Mawar mengkritik sekaligus memuji pengadeganan tersebut. Karena menurutnya, dalam usia remaja ketika seseorang memiliki rasa penasaran yang tinggi, semakin dikekang semakin ia akan berusaha untuk mencoba melakukannya. Sebaiknya, pesantren tidak serta melarang tapi juga perlu memberikan edukasi dan alasan kenapa sesuatu itu boleh atau tidak untuk dilakukan.

Namun, ada juga santriwati lain sebut saja Melati, berpendapat yang berbeda dan sedikit banyak menyanggah pendapat Mawar. Menurut Melati, kepatuhan perempuan terhadap orang tua adalah sebuah bakti. Dan tidak sepantasnya, kita melawan keinginan orang tua. Ia masih berkeyakinan bahwa pengalaman dan keilmuan orang tua, membawa kebaikan dalam setiap keputusannya.

Saya yang duduk manis di deretan kursi sebelah kanan, turut larut dalam diskusi tersebut. Saya sangat salut melihat keberanian para santri mengeluarkan pendapatnya dengan gagah berani tapi tetap santun.  Mereka bisa saling sanggah opini dan mewujudkan diskusi yang sehat.

Pun sikap bijaksana ditunjukkan oleh rektor kampus (pesantren) tersebut, yang betul-betul memberikan tempat seluas-luasnya bagi para santrinya untuk berpendapat. Dan dikatakan oleh sang rektor, ini adalah pengalaman baru bagi para santri menonton film dan dibahas secara bersama-sama secara terbuka dari keilmuan dan subjektivitas masing-masing.

Para pemateri dan pemandu diskusi/FFB
Para pemateri dan pemandu diskusi/FFB

Apa manfaatnya bagi saya pribadi ketika mengamati respons estetik?

1. Menambah wawasan dan pengalaman. Sudah barang tentu, dengan mengamati dan mencermati respons estetik, wawasan kita akan bertambah. Semakin kita mencari ilmu baru, semakin kita sadar kalau kita belum banyak tahu. Dan juga memberikan pengalaman baru akan sesuatu yang belum pernah kita alami atau rasakan sebelumnya.

2. Mengurangi rasa superior dan meningkatkan kemampuan apresiasi. Kita seringkali merasa superior kalau penilaian kita terhadap sebuah film adalah mutlak yang paling benar. Padahal sejatinya film bukanlah matematika yang nilainya pasti.

Dengan kita sering mempelajari respons estetik, semakin kita akan rendah hati dalam memperlakukan film.
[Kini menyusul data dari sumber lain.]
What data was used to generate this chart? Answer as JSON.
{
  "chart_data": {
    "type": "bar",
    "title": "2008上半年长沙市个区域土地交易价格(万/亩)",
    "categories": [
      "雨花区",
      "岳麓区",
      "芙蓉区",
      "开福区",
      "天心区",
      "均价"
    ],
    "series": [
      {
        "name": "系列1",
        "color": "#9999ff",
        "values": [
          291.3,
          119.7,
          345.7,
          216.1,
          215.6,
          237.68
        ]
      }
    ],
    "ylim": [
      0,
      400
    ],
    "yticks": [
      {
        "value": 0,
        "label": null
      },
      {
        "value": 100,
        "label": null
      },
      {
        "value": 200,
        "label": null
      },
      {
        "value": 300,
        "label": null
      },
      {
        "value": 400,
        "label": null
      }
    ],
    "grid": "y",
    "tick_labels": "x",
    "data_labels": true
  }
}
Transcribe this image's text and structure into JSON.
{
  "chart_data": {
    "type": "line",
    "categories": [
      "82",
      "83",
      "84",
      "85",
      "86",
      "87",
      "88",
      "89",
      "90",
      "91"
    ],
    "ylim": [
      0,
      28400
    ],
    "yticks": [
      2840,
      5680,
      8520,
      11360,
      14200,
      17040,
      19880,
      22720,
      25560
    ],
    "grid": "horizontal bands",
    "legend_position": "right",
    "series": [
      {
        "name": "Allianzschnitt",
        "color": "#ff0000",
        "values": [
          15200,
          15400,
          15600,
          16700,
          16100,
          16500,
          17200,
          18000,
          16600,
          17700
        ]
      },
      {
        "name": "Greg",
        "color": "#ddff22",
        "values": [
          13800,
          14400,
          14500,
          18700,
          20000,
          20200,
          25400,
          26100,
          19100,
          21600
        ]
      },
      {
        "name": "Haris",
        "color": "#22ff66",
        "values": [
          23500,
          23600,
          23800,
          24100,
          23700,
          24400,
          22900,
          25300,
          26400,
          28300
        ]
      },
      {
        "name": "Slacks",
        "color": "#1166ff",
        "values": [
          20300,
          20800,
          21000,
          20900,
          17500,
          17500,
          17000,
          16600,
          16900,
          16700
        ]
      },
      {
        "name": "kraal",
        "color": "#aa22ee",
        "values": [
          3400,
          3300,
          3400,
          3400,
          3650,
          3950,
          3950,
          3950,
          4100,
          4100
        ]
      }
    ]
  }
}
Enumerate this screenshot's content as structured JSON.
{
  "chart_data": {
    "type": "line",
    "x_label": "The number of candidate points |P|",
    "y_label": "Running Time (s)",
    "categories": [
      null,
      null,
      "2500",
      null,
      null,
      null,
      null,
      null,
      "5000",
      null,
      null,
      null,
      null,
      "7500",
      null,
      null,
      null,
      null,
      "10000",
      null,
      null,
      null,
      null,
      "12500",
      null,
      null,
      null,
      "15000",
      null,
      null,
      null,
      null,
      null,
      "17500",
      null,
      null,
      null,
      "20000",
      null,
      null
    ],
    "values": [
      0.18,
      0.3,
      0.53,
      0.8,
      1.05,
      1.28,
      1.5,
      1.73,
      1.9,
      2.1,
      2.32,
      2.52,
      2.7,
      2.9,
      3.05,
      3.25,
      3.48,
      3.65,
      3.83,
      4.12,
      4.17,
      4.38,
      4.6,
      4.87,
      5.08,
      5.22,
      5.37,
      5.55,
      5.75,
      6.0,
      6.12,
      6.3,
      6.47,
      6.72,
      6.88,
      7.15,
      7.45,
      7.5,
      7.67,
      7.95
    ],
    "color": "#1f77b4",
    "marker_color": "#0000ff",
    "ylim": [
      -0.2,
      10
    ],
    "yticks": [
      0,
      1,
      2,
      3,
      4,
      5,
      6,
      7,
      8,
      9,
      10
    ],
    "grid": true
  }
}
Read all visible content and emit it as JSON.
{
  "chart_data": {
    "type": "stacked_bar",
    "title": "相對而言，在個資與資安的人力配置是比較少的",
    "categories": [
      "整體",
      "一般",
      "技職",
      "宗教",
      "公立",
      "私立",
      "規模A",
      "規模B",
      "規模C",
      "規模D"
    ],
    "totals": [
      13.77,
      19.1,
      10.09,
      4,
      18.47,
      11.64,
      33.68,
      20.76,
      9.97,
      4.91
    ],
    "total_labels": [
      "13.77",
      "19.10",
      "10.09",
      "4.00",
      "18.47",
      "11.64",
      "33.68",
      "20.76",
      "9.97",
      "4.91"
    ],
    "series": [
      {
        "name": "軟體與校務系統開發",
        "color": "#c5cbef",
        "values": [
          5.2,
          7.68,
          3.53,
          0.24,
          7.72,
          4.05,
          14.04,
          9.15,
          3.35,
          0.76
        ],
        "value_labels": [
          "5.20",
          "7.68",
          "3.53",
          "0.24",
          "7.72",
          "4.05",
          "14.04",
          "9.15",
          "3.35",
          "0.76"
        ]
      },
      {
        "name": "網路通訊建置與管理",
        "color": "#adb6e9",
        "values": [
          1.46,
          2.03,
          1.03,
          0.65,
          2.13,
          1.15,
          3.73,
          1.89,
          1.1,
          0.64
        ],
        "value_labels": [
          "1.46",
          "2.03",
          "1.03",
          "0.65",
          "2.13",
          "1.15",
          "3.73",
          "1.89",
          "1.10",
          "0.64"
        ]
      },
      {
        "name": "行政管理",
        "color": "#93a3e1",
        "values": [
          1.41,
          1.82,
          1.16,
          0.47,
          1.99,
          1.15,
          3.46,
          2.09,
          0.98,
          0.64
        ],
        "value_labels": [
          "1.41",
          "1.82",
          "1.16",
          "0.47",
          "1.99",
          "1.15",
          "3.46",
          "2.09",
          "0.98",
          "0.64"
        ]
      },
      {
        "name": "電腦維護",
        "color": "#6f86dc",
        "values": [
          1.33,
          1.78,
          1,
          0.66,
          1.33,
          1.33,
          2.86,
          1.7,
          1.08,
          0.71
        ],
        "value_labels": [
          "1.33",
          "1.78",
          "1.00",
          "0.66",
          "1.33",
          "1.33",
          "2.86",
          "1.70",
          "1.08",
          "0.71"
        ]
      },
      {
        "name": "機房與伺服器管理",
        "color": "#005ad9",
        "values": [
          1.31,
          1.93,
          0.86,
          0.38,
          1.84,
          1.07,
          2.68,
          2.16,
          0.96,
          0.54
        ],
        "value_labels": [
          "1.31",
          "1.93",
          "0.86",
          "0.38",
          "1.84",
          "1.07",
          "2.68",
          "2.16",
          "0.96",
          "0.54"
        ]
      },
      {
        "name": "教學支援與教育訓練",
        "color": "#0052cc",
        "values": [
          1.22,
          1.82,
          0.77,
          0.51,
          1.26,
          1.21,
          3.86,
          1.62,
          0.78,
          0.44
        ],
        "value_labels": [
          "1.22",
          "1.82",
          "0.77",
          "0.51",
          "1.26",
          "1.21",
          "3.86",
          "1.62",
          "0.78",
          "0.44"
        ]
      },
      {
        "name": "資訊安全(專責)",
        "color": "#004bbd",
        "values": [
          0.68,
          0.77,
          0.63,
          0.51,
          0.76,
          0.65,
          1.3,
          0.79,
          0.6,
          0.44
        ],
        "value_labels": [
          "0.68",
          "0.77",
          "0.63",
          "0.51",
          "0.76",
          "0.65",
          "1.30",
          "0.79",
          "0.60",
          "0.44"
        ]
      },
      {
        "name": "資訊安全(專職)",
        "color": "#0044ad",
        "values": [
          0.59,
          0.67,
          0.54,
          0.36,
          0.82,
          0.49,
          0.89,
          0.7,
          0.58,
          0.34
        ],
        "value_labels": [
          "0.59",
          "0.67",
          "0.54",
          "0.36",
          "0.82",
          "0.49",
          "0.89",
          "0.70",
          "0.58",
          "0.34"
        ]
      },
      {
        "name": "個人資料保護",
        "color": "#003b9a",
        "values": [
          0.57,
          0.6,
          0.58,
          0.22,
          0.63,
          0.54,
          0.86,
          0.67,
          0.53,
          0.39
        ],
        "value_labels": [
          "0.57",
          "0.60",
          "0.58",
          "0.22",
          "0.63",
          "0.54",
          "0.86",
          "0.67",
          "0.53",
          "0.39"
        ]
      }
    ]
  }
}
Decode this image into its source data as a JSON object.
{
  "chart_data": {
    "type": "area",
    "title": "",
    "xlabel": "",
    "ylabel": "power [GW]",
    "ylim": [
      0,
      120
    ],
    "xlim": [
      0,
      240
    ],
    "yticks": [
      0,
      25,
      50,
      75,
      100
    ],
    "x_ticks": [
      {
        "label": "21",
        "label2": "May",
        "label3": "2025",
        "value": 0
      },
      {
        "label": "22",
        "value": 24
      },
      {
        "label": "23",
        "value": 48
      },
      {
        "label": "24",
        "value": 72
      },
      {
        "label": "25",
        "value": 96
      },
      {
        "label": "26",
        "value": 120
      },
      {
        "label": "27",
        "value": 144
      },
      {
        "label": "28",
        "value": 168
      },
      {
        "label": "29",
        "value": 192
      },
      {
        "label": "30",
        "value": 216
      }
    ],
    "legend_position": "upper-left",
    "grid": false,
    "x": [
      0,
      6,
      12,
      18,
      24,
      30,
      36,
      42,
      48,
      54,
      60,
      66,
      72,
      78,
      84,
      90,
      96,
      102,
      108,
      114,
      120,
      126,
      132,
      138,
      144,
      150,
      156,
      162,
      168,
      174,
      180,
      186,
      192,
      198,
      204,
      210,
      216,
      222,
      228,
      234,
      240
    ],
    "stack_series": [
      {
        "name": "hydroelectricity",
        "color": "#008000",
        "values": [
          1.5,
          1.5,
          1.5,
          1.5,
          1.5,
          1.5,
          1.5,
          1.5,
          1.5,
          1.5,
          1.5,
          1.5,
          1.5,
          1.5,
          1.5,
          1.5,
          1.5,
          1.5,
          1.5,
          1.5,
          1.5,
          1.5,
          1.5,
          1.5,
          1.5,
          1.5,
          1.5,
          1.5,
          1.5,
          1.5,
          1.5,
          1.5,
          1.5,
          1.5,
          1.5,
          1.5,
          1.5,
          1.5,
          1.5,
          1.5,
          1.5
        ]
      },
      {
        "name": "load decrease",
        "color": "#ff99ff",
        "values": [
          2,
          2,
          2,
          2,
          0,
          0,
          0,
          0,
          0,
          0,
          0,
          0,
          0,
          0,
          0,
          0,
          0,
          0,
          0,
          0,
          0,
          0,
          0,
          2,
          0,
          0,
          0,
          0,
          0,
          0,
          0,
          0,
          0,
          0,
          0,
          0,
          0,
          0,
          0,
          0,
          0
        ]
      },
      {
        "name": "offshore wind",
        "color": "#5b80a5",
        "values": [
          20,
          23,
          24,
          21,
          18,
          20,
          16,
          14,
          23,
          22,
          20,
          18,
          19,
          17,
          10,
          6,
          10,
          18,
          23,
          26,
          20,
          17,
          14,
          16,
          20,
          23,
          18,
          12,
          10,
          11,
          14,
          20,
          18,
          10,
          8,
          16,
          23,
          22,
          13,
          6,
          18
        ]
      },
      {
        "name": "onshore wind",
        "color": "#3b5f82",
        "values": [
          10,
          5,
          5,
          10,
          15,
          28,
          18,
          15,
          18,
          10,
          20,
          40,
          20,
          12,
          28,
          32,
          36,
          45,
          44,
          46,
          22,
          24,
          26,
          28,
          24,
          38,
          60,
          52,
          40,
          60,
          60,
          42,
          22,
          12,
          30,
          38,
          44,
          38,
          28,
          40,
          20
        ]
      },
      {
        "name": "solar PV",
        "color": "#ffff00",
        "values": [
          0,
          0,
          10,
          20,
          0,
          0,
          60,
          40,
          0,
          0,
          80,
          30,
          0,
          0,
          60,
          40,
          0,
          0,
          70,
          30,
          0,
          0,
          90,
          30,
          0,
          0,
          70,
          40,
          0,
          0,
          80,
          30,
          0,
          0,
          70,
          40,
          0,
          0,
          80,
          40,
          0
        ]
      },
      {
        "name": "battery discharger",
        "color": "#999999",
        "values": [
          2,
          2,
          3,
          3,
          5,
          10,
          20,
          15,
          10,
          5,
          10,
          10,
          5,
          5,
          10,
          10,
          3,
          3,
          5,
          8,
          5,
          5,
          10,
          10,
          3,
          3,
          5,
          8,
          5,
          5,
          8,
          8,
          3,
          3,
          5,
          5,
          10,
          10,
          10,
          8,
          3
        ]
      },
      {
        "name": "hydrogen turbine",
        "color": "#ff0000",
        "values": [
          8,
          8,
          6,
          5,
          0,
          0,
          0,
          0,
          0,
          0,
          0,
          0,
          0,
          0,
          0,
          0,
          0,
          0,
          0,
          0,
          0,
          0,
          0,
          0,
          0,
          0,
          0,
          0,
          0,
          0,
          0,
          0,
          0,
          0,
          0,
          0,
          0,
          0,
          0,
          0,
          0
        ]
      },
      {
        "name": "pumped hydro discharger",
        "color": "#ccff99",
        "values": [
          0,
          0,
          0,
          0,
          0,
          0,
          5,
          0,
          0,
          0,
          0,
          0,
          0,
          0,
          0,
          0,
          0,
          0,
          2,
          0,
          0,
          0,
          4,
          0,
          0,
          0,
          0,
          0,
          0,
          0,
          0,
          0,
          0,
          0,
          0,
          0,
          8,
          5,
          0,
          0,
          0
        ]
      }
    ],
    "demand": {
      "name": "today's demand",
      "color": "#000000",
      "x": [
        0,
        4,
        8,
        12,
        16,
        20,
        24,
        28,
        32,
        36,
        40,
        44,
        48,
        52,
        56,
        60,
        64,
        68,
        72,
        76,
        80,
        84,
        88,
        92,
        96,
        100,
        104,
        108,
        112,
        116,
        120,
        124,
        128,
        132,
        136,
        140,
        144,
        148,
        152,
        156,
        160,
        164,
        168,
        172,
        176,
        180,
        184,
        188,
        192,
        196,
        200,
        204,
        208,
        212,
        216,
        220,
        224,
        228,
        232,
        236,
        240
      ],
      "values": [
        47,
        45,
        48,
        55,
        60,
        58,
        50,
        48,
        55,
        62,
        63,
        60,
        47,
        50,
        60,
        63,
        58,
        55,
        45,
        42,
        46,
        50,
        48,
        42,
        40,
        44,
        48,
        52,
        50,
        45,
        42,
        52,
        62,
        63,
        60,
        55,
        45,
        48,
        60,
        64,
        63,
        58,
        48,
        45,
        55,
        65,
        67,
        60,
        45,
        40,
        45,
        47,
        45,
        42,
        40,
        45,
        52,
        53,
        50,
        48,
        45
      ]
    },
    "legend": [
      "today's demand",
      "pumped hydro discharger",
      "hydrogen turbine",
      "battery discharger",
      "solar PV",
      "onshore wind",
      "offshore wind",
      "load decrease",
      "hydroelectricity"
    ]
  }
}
Sekaligus juga akan lebih toleransi terhadap penilaian orang lain.

Sebagai contoh, ketika ramai orang-orang memuji serial Katarsis, saya menemukan kecacatan di episode 5. Dalam episode tersebut, Katarsis menyebut 'kreditur' sebagai istilah yang merujuk pada orang yang meminjam uang (berhutang). Padahal seharusnya orang yang berhutang itu disebut dengan 'debitur'. Sementara kreditur adalah sebutan untuk orang yang meminjamkan uang.

Kesalahan minor ini langsung saya rasakan, karena saya punya pengalaman bekerja di perbankan bertahun-tahun. Sehingga secara otomatis rasa janggal itu muncul begitu saja. Tapi itu nggak membuat saya lantas 'menyalahkan' mereka yang memuji Katarsis. Bahkan selanjutnya hal tersebut menjadi topik diskusi, sejauh mana kecacatan tersebut memengaruhi estetika film.  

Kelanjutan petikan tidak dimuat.